Historians consistently rank Harding as one of — if not the worst — presidents. In 1948, Arthur Schlesinger Sr. ranked Harding 29th of 29, and then in 1962 at 31st of 31. In 1996, Schlesinger’s son, Arthur Jr., ranked Harding 40th out of 40.
I think Harding’s low rankings overlook his strong positions on African-American civil rights. During the 1920 campaign, he supported the ultimately failed Dyer Anti-Lynching Bill. Harding’s support for the bill motivated attempts to”smear” him by imputing Harding had black ancestry. And, on October 21st, 1921, Harding delivered a speech in Alabama condemning lynchings.Harding’s progressive positions remind of us of the periods in history when the Republican Party often took the lead on civil rights. By contrast, over the course of the New Deal, FDR had numerous opportunities to advance anti-lynching legislation, but consistently shied away for fear of alienating southern whites.
On another Republican president who was also strong on civil rights but also low in the historical rankings, see Memorial Day, 1892, when President Benjamin Harrison dedicated the Soldier’s and Sailor’s Monument in Washington Square Park with Frederick Douglass.
Across North America are some traces of President Harding.
The Harding Tomb, also known as the Harding Memorial in Marion, Ohio is a popular tourist destination. A plaque in New Jersey marks the spot where on July 2, 1921, President Warren Harding officially canceled hostilities between the U.S. and Germany by signing the final peace treaty of the war. According to roadside.com, at that time the spot was inside the mansion of a New Jersey senator, and Harding was reportedly called in from a game of golf to initial the papers. On the Corner of 9th St and St. Joseph St in Rapids City, SD is a bronze Harding statue.
In Stanley Park, Vancouver, British Columbia the Harding International Good Will Memorial was dedicated on September 16th, 1925. Although the United States had not entered the League of Nation, Harding’s administration worked with Japan and England to decommission large numbers of ships built during World War I.
The Memorial is a poignant reminder that in the 1920s the world hoped that the Great War just concluded would truly be the war to end all wars.
According to a history of the Gates Chili Central School District:
By 1827 area residents felt the need for yet another school and District Number 11 was built on what is now Spencerport Road. In 1925 voters approved a proposal to build a new, bigger school on the site. The Warren Harding School went on to serve district students up until 1981-82, after which it was sold. Northstar Christian Academy is currently operated on the site.
Given Harding’s popularity in 1925 — as well as the popularity of his successor Calvin Coolidge — it is not surprising the school was named in Harding’s memory.
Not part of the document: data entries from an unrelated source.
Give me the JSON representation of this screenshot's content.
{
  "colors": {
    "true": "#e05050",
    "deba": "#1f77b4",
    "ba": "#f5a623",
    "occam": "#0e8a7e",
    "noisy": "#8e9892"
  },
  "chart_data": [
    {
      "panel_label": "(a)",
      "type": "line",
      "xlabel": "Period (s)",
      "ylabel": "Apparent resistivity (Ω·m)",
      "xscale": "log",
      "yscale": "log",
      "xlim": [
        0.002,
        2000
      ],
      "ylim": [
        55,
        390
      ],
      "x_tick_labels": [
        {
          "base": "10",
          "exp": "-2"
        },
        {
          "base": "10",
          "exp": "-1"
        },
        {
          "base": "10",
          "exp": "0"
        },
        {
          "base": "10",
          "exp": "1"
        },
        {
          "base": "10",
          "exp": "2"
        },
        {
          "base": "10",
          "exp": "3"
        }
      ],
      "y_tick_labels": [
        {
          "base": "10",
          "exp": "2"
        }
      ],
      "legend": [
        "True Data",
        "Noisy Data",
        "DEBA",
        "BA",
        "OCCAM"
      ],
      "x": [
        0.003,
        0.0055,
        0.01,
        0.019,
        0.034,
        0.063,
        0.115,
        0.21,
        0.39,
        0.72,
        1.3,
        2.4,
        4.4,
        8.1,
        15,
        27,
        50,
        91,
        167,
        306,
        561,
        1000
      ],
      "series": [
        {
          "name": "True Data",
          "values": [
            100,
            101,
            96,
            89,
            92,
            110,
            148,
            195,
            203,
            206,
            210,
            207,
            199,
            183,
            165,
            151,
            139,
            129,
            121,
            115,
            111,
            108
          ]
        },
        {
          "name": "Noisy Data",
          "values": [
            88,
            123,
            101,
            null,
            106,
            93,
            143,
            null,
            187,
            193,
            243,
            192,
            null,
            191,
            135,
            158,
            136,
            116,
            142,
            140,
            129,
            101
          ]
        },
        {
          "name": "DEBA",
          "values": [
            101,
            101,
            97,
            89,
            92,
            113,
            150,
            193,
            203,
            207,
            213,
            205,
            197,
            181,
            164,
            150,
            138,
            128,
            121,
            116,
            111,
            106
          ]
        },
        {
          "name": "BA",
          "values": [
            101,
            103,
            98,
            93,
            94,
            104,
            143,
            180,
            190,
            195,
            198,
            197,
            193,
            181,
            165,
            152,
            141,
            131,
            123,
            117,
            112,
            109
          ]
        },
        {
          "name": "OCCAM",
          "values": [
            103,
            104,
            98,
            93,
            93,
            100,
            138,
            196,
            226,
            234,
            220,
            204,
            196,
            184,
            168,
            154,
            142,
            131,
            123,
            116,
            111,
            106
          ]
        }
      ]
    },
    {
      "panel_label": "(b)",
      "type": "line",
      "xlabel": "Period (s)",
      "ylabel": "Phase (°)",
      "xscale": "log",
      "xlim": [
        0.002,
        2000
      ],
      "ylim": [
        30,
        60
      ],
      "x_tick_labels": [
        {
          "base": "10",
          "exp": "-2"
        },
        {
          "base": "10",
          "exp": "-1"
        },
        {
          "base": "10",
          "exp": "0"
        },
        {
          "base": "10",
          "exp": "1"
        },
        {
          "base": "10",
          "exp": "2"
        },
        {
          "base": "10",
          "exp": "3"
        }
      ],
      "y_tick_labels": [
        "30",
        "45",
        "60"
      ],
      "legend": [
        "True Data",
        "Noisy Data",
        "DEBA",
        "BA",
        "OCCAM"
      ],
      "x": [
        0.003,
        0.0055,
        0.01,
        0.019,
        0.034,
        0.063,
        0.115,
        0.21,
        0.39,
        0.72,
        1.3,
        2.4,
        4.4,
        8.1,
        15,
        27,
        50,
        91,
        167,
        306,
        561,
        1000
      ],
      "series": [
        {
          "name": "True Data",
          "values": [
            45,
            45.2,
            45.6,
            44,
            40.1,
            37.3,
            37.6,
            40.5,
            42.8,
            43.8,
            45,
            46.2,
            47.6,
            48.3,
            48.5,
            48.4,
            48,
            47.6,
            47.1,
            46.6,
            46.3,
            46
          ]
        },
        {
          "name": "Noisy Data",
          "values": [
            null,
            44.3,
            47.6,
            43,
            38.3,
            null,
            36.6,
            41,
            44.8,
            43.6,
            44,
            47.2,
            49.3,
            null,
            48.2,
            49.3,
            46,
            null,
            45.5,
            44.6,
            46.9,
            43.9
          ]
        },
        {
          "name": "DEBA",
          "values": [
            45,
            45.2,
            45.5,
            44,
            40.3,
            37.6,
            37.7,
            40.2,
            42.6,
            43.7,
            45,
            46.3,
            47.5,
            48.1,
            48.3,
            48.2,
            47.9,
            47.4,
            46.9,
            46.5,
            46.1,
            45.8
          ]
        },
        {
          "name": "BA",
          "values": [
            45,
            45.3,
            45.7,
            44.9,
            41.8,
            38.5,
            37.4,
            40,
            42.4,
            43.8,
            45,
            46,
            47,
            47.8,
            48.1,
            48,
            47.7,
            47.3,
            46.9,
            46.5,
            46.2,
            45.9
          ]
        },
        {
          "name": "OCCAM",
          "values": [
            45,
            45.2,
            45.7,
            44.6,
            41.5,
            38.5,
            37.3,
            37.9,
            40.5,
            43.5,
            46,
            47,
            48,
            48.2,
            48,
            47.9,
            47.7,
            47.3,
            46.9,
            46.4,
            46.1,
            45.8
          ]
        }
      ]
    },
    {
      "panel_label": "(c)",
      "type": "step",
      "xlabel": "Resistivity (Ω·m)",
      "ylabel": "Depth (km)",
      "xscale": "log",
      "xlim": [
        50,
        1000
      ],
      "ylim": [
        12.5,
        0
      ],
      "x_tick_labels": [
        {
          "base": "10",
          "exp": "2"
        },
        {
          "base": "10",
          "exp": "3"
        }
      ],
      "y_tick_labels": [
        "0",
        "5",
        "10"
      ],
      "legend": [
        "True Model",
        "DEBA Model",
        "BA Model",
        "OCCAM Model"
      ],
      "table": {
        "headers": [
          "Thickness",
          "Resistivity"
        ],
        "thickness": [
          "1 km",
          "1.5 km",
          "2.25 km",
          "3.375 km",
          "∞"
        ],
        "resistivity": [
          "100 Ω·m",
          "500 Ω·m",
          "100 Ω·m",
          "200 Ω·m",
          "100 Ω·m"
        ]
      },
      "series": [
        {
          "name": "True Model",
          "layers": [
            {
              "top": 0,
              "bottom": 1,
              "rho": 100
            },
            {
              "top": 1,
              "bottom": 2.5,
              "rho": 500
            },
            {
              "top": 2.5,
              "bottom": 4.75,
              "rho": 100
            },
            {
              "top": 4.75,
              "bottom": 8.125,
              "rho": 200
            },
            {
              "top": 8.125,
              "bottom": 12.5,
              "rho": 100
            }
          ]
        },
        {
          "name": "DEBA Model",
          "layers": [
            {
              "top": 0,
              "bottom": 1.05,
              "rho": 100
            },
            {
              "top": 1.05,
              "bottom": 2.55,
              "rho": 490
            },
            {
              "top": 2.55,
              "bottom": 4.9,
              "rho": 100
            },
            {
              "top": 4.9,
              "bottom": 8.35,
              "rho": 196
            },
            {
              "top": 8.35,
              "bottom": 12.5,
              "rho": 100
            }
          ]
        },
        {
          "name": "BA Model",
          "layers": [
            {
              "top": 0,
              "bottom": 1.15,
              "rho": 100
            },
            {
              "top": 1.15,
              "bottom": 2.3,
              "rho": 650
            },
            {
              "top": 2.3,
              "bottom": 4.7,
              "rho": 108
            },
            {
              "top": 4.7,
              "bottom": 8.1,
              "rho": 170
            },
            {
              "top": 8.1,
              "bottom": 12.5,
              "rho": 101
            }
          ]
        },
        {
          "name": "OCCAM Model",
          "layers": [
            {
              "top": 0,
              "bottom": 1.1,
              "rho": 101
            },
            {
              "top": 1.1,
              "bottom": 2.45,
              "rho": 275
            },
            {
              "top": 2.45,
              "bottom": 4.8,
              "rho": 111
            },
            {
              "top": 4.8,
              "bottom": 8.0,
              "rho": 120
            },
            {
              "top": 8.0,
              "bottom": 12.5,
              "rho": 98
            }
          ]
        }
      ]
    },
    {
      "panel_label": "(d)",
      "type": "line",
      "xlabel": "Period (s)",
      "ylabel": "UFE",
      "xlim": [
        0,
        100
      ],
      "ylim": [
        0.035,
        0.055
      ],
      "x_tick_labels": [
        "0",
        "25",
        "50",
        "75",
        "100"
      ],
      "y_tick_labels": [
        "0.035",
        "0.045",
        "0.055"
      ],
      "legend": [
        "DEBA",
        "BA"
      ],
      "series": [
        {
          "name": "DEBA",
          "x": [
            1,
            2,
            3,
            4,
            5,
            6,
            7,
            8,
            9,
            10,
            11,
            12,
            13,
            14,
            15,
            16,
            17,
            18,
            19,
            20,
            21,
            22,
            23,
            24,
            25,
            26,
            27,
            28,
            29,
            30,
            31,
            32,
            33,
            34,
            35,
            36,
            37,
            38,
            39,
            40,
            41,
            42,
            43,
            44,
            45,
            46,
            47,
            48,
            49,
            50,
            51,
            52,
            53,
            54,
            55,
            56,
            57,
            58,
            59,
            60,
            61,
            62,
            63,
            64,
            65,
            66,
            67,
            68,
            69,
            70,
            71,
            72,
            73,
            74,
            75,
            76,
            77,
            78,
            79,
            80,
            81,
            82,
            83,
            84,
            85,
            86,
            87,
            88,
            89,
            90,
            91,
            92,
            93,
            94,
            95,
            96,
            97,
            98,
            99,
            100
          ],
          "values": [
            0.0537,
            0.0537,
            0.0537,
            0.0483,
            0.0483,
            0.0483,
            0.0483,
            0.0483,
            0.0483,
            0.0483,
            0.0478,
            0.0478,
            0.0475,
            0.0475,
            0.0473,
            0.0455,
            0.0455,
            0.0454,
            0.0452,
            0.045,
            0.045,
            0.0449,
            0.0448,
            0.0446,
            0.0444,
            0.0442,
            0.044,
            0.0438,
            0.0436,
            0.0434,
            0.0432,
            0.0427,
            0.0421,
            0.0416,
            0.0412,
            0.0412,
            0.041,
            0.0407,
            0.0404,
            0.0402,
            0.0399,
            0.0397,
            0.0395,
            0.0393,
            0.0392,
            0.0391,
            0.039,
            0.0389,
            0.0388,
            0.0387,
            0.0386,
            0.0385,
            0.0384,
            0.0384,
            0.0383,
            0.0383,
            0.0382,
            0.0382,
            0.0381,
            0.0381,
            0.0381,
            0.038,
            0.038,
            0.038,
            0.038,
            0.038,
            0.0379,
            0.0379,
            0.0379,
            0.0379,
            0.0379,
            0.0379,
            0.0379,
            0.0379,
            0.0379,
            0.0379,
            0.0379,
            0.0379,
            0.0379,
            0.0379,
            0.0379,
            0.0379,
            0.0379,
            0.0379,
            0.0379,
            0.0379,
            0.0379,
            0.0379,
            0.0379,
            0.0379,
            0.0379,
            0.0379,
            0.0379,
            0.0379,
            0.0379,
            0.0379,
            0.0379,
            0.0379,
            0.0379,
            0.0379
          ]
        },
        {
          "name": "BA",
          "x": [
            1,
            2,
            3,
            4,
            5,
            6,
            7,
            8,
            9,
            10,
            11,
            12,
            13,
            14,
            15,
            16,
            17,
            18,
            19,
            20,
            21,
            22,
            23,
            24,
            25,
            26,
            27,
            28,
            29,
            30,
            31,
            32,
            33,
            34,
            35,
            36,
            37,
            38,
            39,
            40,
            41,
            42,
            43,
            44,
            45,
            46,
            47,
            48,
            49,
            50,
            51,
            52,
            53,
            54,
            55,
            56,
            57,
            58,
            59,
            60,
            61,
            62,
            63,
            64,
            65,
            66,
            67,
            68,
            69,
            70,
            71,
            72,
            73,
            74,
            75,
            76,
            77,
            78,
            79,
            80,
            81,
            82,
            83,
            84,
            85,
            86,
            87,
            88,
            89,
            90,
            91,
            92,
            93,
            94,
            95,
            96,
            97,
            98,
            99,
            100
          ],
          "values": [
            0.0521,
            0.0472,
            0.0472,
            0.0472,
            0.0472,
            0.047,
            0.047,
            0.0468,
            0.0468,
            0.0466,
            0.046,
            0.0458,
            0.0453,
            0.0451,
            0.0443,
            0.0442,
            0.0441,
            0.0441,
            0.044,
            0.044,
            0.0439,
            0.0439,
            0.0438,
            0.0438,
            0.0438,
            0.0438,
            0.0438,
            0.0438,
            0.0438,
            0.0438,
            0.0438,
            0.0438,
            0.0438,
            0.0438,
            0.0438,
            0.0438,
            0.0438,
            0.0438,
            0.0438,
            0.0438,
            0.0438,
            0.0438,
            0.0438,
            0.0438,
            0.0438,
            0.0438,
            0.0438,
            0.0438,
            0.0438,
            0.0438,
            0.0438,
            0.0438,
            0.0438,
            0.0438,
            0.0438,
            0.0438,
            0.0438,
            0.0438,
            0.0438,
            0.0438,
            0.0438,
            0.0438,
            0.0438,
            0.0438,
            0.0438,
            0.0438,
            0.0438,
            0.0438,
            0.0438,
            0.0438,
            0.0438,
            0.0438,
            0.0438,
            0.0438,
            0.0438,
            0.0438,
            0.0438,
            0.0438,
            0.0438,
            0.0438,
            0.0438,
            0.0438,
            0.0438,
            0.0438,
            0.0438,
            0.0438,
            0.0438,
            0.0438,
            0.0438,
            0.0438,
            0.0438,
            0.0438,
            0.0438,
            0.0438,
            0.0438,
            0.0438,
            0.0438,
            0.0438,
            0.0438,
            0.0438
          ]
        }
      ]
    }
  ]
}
The other day I contacted the staff of Northstar who were happy to supply what they could of Harding’s surviving presence. Receptionist & Attendance Clerk Peggy Terry mentioned that very day someone had seen Harding’s engraved name outside the school and wondered if “Harding” was President Warren G. Harding.
Pastor and Yearbook advisor JJ Garwood took pictures of the engraved name and plaque. Head of High School Rob Johnson sent along an article from the 1974 school newspaper. The article, “Harding Writes Again,” notes that somewhere buried on the Northstar grounds — time capsule-like — is an anonymous booklet about the history of the Harding School.